This is a special case of stochastic Fubini's theorem for deterministic integrands:
Let $f : [0,t] \times [0,t] \to\mathbb{R}$ be measurable. Assume that $$ \int_0^t \left( \int_0^t |f(r,s)|^2 dr \right)^{1/2} ds <\infty.$$ Then the integrals $I_1= \int_0^t \left( \int_0^t f(r,s)ds \right) dW_r $ and $I_2 = \int_0^t \left( \int_0^t f(r,s)dW_r\right) ds$ are well-defined and $I_1=I_2$ holds almost surely.
(end of the theorem)
Reference: a special case of Theorem 4.18 in "G. Da Prato and J. Zabczyk. Stochastic equations in infinite dimensions, volume 44 of Encyclopedia of Mathematics and its Applications. Cambridge University Press, Cambridge, 1992".

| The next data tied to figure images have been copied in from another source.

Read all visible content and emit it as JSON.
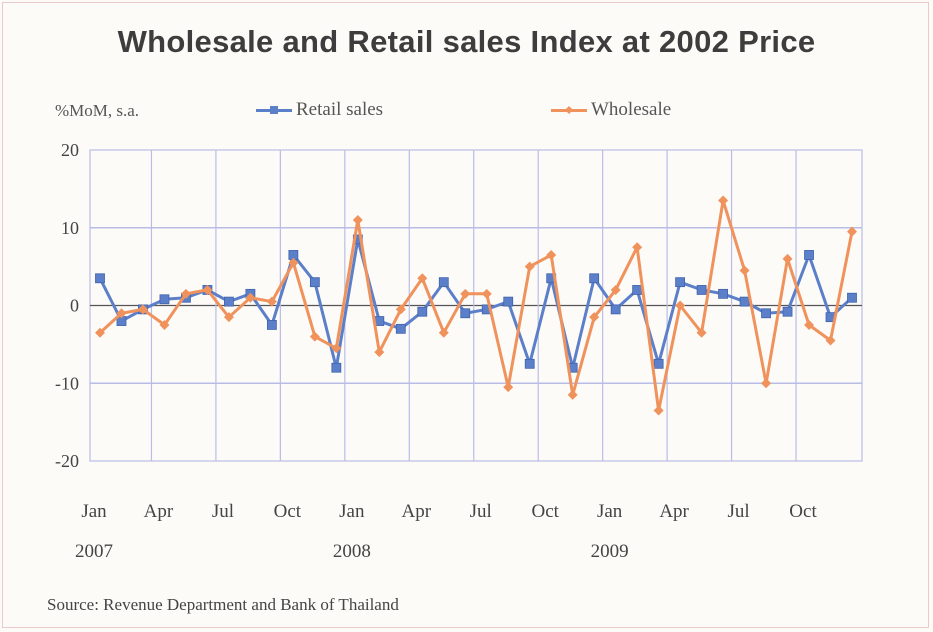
{
  "page": {
    "title": "Wholesale and Retail sales Index at 2002 Price",
    "unit_label": "%MoM, s.a.",
    "source": "Source: Revenue Department and Bank of Thailand"
  },
  "colors": {
    "retail": "#5b7fc9",
    "wholesale": "#f0925c",
    "grid": "#b9bde6",
    "zero_line": "#555555"
  },
  "chart_data": {
    "type": "line",
    "title": "Wholesale and Retail sales Index at 2002 Price",
    "ylabel": "%MoM, s.a.",
    "ylim": [
      -20,
      20
    ],
    "yticks": [
      20,
      10,
      0,
      -10,
      -20
    ],
    "ytick_labels": [
      "20",
      "10",
      "0",
      "-10",
      "-20"
    ],
    "grid": true,
    "legend_position": "top",
    "x": [
      "2007-01",
      "2007-02",
      "2007-03",
      "2007-04",
      "2007-05",
      "2007-06",
      "2007-07",
      "2007-08",
      "2007-09",
      "2007-10",
      "2007-11",
      "2007-12",
      "2008-01",
      "2008-02",
      "2008-03",
      "2008-04",
      "2008-05",
      "2008-06",
      "2008-07",
      "2008-08",
      "2008-09",
      "2008-10",
      "2008-11",
      "2008-12",
      "2009-01",
      "2009-02",
      "2009-03",
      "2009-04",
      "2009-05",
      "2009-06",
      "2009-07",
      "2009-08",
      "2009-09",
      "2009-10",
      "2009-11",
      "2009-12"
    ],
    "xtick_labels": [
      {
        "label": "Jan",
        "month": 0
      },
      {
        "label": "Apr",
        "month": 3
      },
      {
        "label": "Jul",
        "month": 6
      },
      {
        "label": "Oct",
        "month": 9
      },
      {
        "label": "Jan",
        "month": 12
      },
      {
        "label": "Apr",
        "month": 15
      },
      {
        "label": "Jul",
        "month": 18
      },
      {
        "label": "Oct",
        "month": 21
      },
      {
        "label": "Jan",
        "month": 24
      },
      {
        "label": "Apr",
        "month": 27
      },
      {
        "label": "Jul",
        "month": 30
      },
      {
        "label": "Oct",
        "month": 33
      }
    ],
    "year_labels": [
      {
        "label": "2007",
        "month": 0
      },
      {
        "label": "2008",
        "month": 12
      },
      {
        "label": "2009",
        "month": 24
      }
    ],
    "series": [
      {
        "name": "Retail sales",
        "values": [
          3.5,
          -2.0,
          -0.5,
          0.8,
          1.0,
          2.0,
          0.5,
          1.5,
          -2.5,
          6.5,
          3.0,
          -8.0,
          8.5,
          -2.0,
          -3.0,
          -0.8,
          3.0,
          -1.0,
          -0.5,
          0.5,
          -7.5,
          3.5,
          -8.0,
          3.5,
          -0.5,
          2.0,
          -7.5,
          3.0,
          2.0,
          1.5,
          0.5,
          -1.0,
          -0.8,
          6.5,
          -1.5,
          1.0
        ]
      },
      {
        "name": "Wholesale",
        "values": [
          -3.5,
          -1.0,
          -0.5,
          -2.5,
          1.5,
          2.0,
          -1.5,
          1.0,
          0.5,
          5.5,
          -4.0,
          -5.5,
          11.0,
          -6.0,
          -0.5,
          3.5,
          -3.5,
          1.5,
          1.5,
          -10.5,
          5.0,
          6.5,
          -11.5,
          -1.5,
          2.0,
          7.5,
          -13.5,
          0.0,
          -3.5,
          13.5,
          4.5,
          -10.0,
          6.0,
          -2.5,
          -4.5,
          9.5
        ]
      }
    ]
  }
}
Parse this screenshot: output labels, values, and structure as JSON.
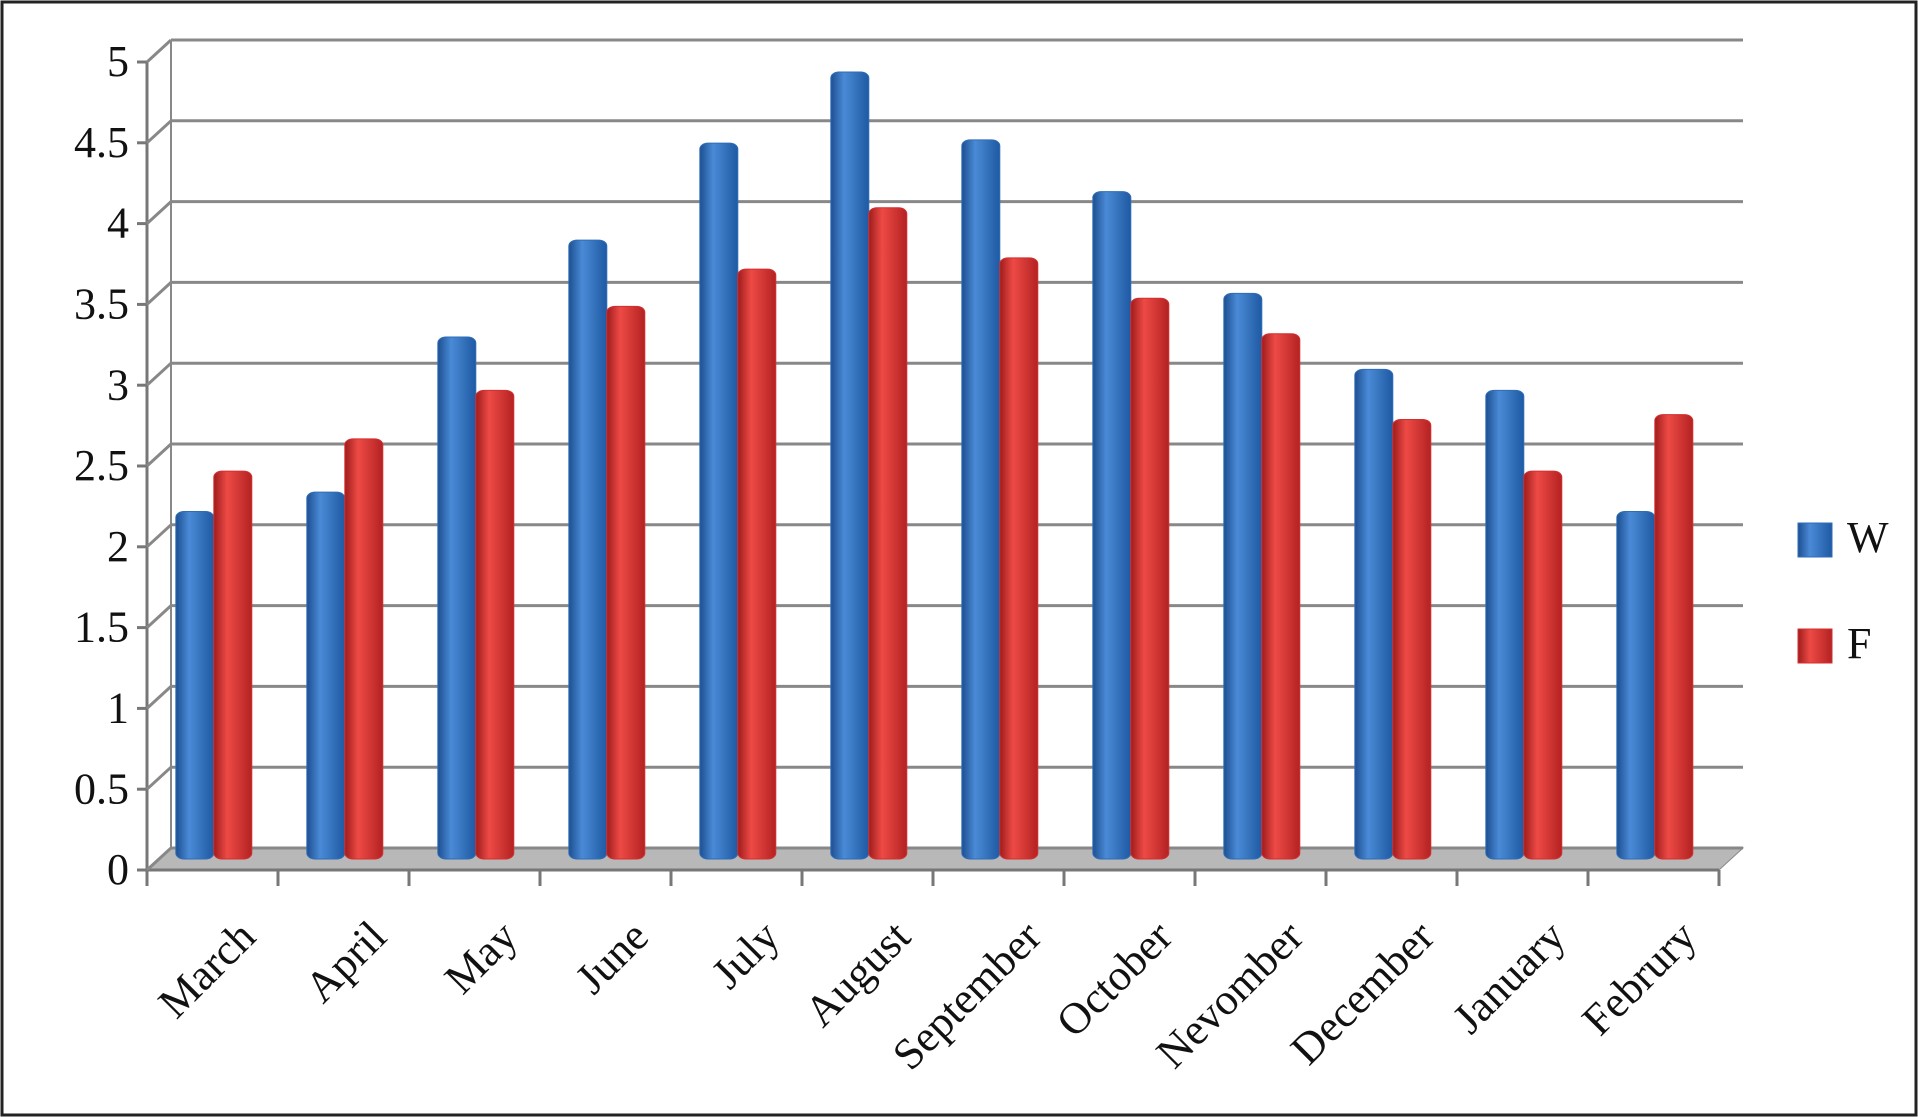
{
  "chart_data": {
    "type": "bar",
    "categories": [
      "March",
      "April",
      "May",
      "June",
      "July",
      "August",
      "September",
      "October",
      "Nevomber",
      "December",
      "January",
      "Februry"
    ],
    "series": [
      {
        "name": "W",
        "color": "#2f6db8",
        "values": [
          2.15,
          2.27,
          3.23,
          3.83,
          4.43,
          4.87,
          4.45,
          4.13,
          3.5,
          3.03,
          2.9,
          2.15
        ]
      },
      {
        "name": "F",
        "color": "#d42f2f",
        "values": [
          2.4,
          2.6,
          2.9,
          3.42,
          3.65,
          4.03,
          3.72,
          3.47,
          3.25,
          2.72,
          2.4,
          2.75
        ]
      }
    ],
    "ylim": [
      0,
      5
    ],
    "yticks": [
      0,
      0.5,
      1,
      1.5,
      2,
      2.5,
      3,
      3.5,
      4,
      4.5,
      5
    ],
    "grid": true,
    "legend": "right"
  }
}
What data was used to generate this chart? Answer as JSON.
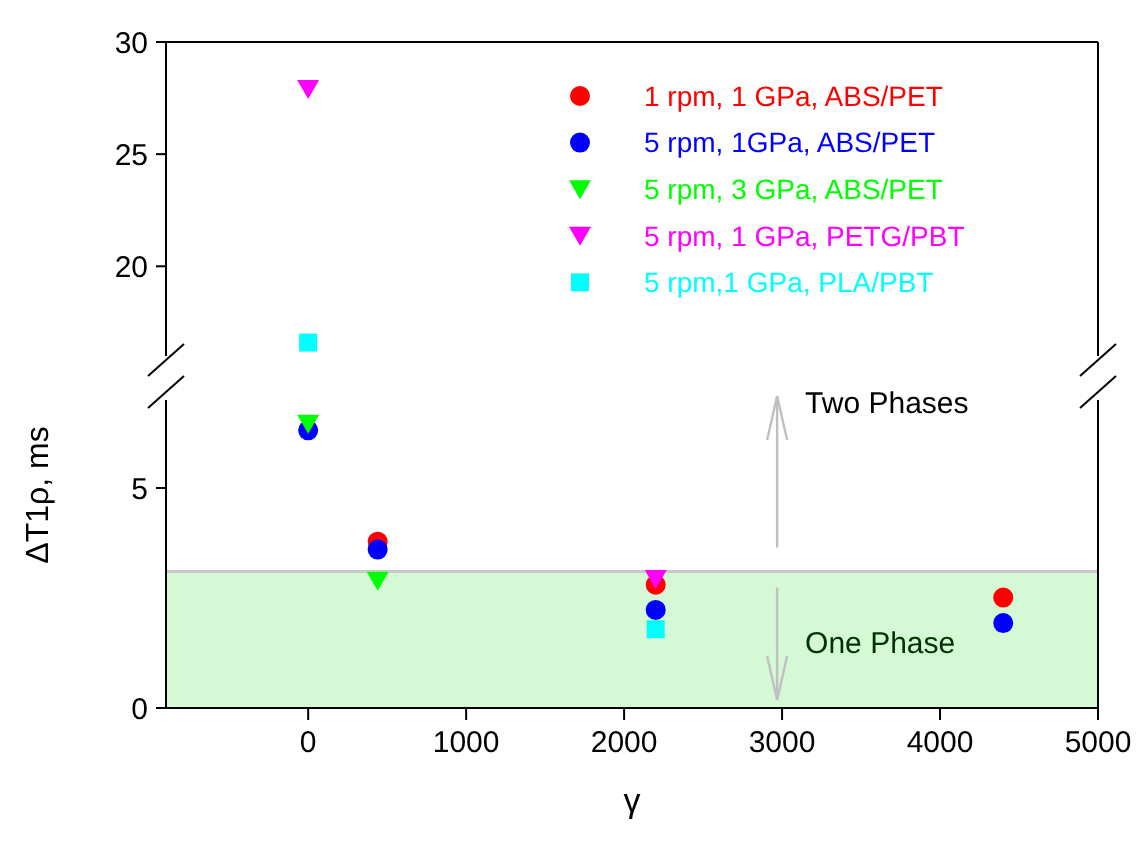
{
  "chart_data": [
    {
      "type": "scatter",
      "x": [
        0
      ],
      "xlim": [
        -900,
        5000
      ],
      "ylim": [
        16,
        30
      ],
      "yticks": [
        20,
        25,
        30
      ],
      "tick_labels": "y",
      "legend": "top right",
      "grid": false,
      "series": [
        {
          "name": "1 rpm, 1 GPa, ABS/PET",
          "color": "#ff0000",
          "marker": "circle",
          "values": [
            null
          ]
        },
        {
          "name": "5 rpm, 1GPa, ABS/PET",
          "color": "#0000ff",
          "marker": "circle",
          "values": [
            null
          ]
        },
        {
          "name": "5 rpm, 3 GPa, ABS/PET",
          "color": "#00ff00",
          "marker": "triangle",
          "values": [
            null
          ]
        },
        {
          "name": "5 rpm, 1 GPa, PETG/PBT",
          "color": "#ff00ff",
          "marker": "triangle",
          "values": [
            27.9
          ]
        },
        {
          "name": "5 rpm,1 GPa, PLA/PBT",
          "color": "#00ffff",
          "marker": "square",
          "values": [
            16.6
          ]
        }
      ]
    },
    {
      "type": "scatter",
      "x": [
        0,
        440,
        2200,
        4400
      ],
      "xlim": [
        -900,
        5000
      ],
      "xticks": [
        0,
        1000,
        2000,
        3000,
        4000,
        5000
      ],
      "ylim": [
        0,
        7
      ],
      "yticks": [
        0,
        5
      ],
      "xlabel": "γ",
      "ylabel": "ΔT1ρ, ms",
      "legend": false,
      "grid": false,
      "series": [
        {
          "color": "#ff0000",
          "marker": "circle",
          "values": [
            null,
            3.78,
            2.8,
            2.51
          ]
        },
        {
          "color": "#0000ff",
          "marker": "circle",
          "values": [
            6.31,
            3.6,
            2.23,
            1.93
          ]
        },
        {
          "color": "#00ff00",
          "marker": "triangle",
          "values": [
            6.46,
            2.89,
            null,
            null
          ]
        },
        {
          "color": "#ff00ff",
          "marker": "triangle",
          "values": [
            null,
            null,
            2.93,
            null
          ]
        },
        {
          "color": "#00ffff",
          "marker": "square",
          "values": [
            null,
            null,
            1.79,
            null
          ]
        }
      ],
      "bands": [
        {
          "axis": "y",
          "from": 0,
          "to": 3.1,
          "color": "#d4f9d4"
        }
      ],
      "ref_lines": [
        {
          "axis": "y",
          "value": 3.1,
          "color": "#c8c8c8"
        }
      ],
      "annotations": [
        "Two Phases",
        "One Phase"
      ]
    }
  ]
}
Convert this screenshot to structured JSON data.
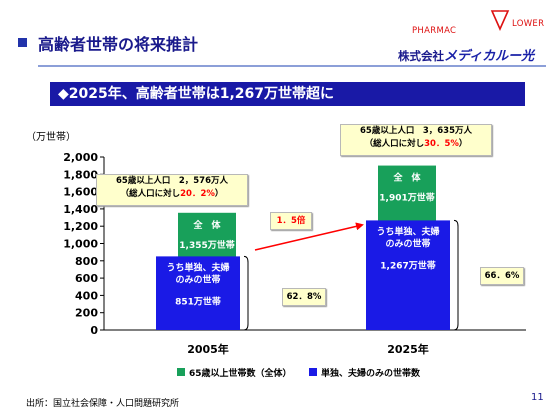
{
  "header": {
    "title": "高齢者世帯の将来推計",
    "logo": {
      "prefix": "株式会社",
      "brand": "メディカルー光",
      "word1": "PHARMAC",
      "word2": "LOWER"
    }
  },
  "banner": "◆2025年、高齢者世帯は1,267万世帯超に",
  "unit_label": "（万世帯）",
  "source": "出所：国立社会保障・人口問題研究所",
  "page_number": "11",
  "callouts": {
    "y2005_line1": "65歳以上人口　2，576万人",
    "y2005_line2_prefix": "（総人口に対し",
    "y2005_pct": "20．2%",
    "y2005_line2_suffix": "）",
    "y2025_line1": "65歳以上人口　3，635万人",
    "y2025_line2_prefix": "（総人口に対し",
    "y2025_pct": "30．5%",
    "y2025_line2_suffix": "）",
    "growth": "1．5倍",
    "share_2005": "62．8%",
    "share_2025": "66．6%"
  },
  "chart_data": {
    "type": "bar",
    "categories": [
      "2005年",
      "2025年"
    ],
    "series": [
      {
        "name": "65歳以上世帯数（全体）",
        "values": [
          1355,
          1901
        ],
        "color": "#18a05a",
        "labels": [
          [
            "全　体",
            "1,355万世帯"
          ],
          [
            "全　体",
            "1,901万世帯"
          ]
        ]
      },
      {
        "name": "単独、夫婦のみの世帯数",
        "values": [
          851,
          1267
        ],
        "color": "#1a1ae6",
        "labels": [
          [
            "うち単独、夫婦",
            "のみの世帯",
            "851万世帯"
          ],
          [
            "うち単独、夫婦",
            "のみの世帯",
            "1,267万世帯"
          ]
        ]
      }
    ],
    "ylim": [
      0,
      2000
    ],
    "yticks": [
      0,
      200,
      400,
      600,
      800,
      1000,
      1200,
      1400,
      1600,
      1800,
      2000
    ],
    "ytick_labels": [
      "0",
      "200",
      "400",
      "600",
      "800",
      "1,000",
      "1,200",
      "1,400",
      "1,600",
      "1,800",
      "2,000"
    ],
    "grid": false,
    "legend": "bottom"
  }
}
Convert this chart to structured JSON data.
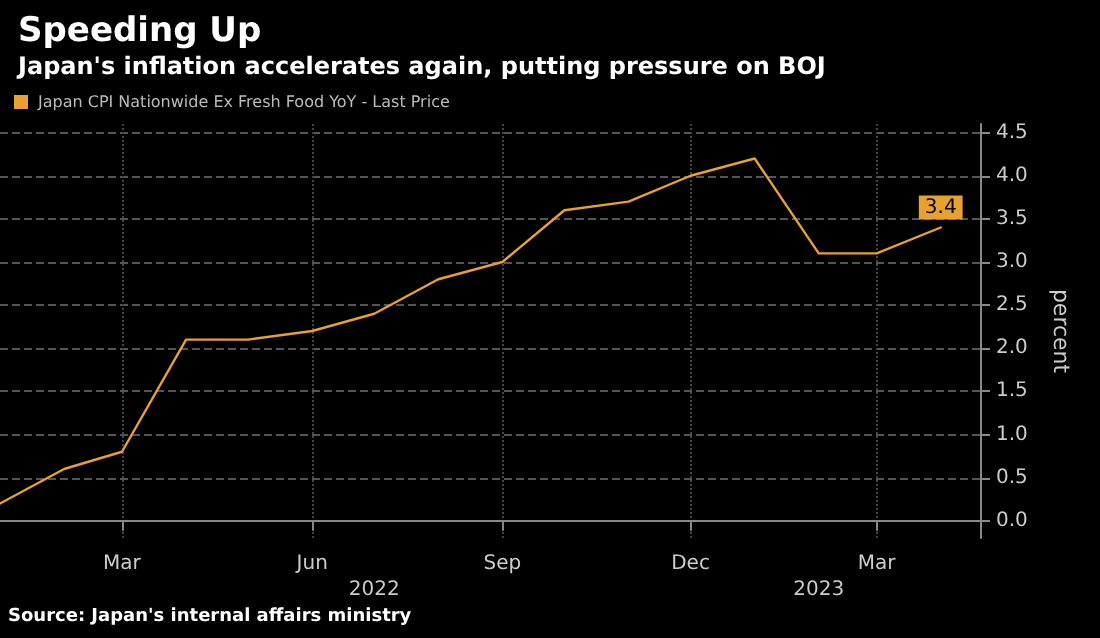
{
  "chart_data": {
    "type": "line",
    "title": "Speeding Up",
    "subtitle": "Japan's inflation accelerates again, putting pressure on BOJ",
    "ylabel": "percent",
    "x": [
      "2022-01",
      "2022-02",
      "2022-03",
      "2022-04",
      "2022-05",
      "2022-06",
      "2022-07",
      "2022-08",
      "2022-09",
      "2022-10",
      "2022-11",
      "2022-12",
      "2023-01",
      "2023-02",
      "2023-03",
      "2023-04"
    ],
    "series": [
      {
        "name": "Japan CPI Nationwide Ex Fresh Food YoY - Last Price",
        "color": "#e8a030",
        "values": [
          0.2,
          0.6,
          0.8,
          2.1,
          2.1,
          2.2,
          2.4,
          2.8,
          3.0,
          3.6,
          3.7,
          4.0,
          4.2,
          3.1,
          3.1,
          3.4
        ],
        "value_labels": [
          null,
          null,
          null,
          null,
          null,
          null,
          null,
          null,
          null,
          null,
          null,
          null,
          null,
          null,
          null,
          "3.4"
        ]
      }
    ],
    "xlim": [
      "2022-01",
      "2023-04-20"
    ],
    "xticks": [
      {
        "value": "2022-03",
        "label": "Mar"
      },
      {
        "value": "2022-06",
        "label": "Jun"
      },
      {
        "value": "2022-09",
        "label": "Sep"
      },
      {
        "value": "2022-12",
        "label": "Dec"
      },
      {
        "value": "2023-03",
        "label": "Mar"
      }
    ],
    "ylim": [
      -0.2,
      4.6
    ],
    "yticks": [
      {
        "value": 0,
        "label": "0.0"
      },
      {
        "value": 0.5,
        "label": "0.5"
      },
      {
        "value": 1,
        "label": "1.0"
      },
      {
        "value": 1.5,
        "label": "1.5"
      },
      {
        "value": 2,
        "label": "2.0"
      },
      {
        "value": 2.5,
        "label": "2.5"
      },
      {
        "value": 3,
        "label": "3.0"
      },
      {
        "value": 3.5,
        "label": "3.5"
      },
      {
        "value": 4,
        "label": "4.0"
      },
      {
        "value": 4.5,
        "label": "4.5"
      }
    ],
    "grid": true,
    "legend": "top left",
    "marker": "none",
    "line_style": "solid",
    "x2lim": [
      "2022-01",
      "2023-04-20"
    ],
    "x2ticks": [
      {
        "value": "2022-07",
        "label": "2022"
      },
      {
        "value": "2023-02",
        "label": "2023"
      }
    ],
    "annotations": [
      "Source: Japan's internal affairs ministry"
    ]
  }
}
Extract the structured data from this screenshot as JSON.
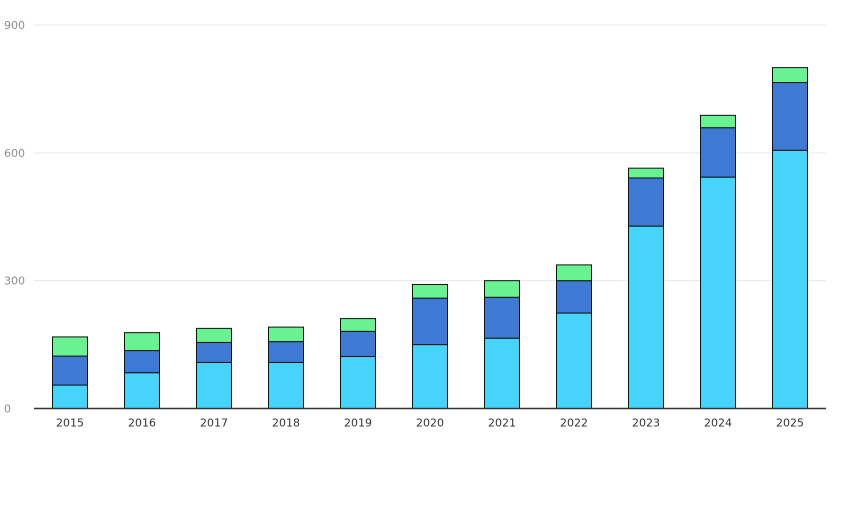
{
  "chart_data": {
    "type": "bar",
    "stacked": true,
    "title": "",
    "xlabel": "",
    "ylabel": "",
    "ylim": [
      0,
      900
    ],
    "yticks": [
      0,
      300,
      600,
      900
    ],
    "grid": true,
    "legend": "none",
    "categories": [
      "2015",
      "2016",
      "2017",
      "2018",
      "2019",
      "2020",
      "2021",
      "2022",
      "2023",
      "2024",
      "2025"
    ],
    "series": [
      {
        "color": "#47d4fb",
        "values": [
          55,
          84,
          108,
          108,
          122,
          150,
          165,
          224,
          428,
          543,
          606
        ]
      },
      {
        "color": "#3e7ad3",
        "values": [
          68,
          52,
          47,
          49,
          59,
          109,
          96,
          76,
          113,
          116,
          159
        ]
      },
      {
        "color": "#68f292",
        "values": [
          45,
          42,
          33,
          34,
          30,
          32,
          39,
          37,
          23,
          29,
          35
        ]
      }
    ]
  }
}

Let's now set the question of integral interchanging aside and focus on whether the integrals are well-defined. I've noticed that the integrability condition ensures that $I_2$ is well-defined and $I_2 \in L^2(\Omega)$. However, I don't see why the integral $I_1$ should be well-defined. I should furthermore require that $$ \int_0^t \left( \int_0^t f(r,s)ds \right)^2 dr <\infty.$$
Is this condition automatically satisfied by the condition from the theorem? How can I see that $I_1$ exists? Is there something else a fail to notice?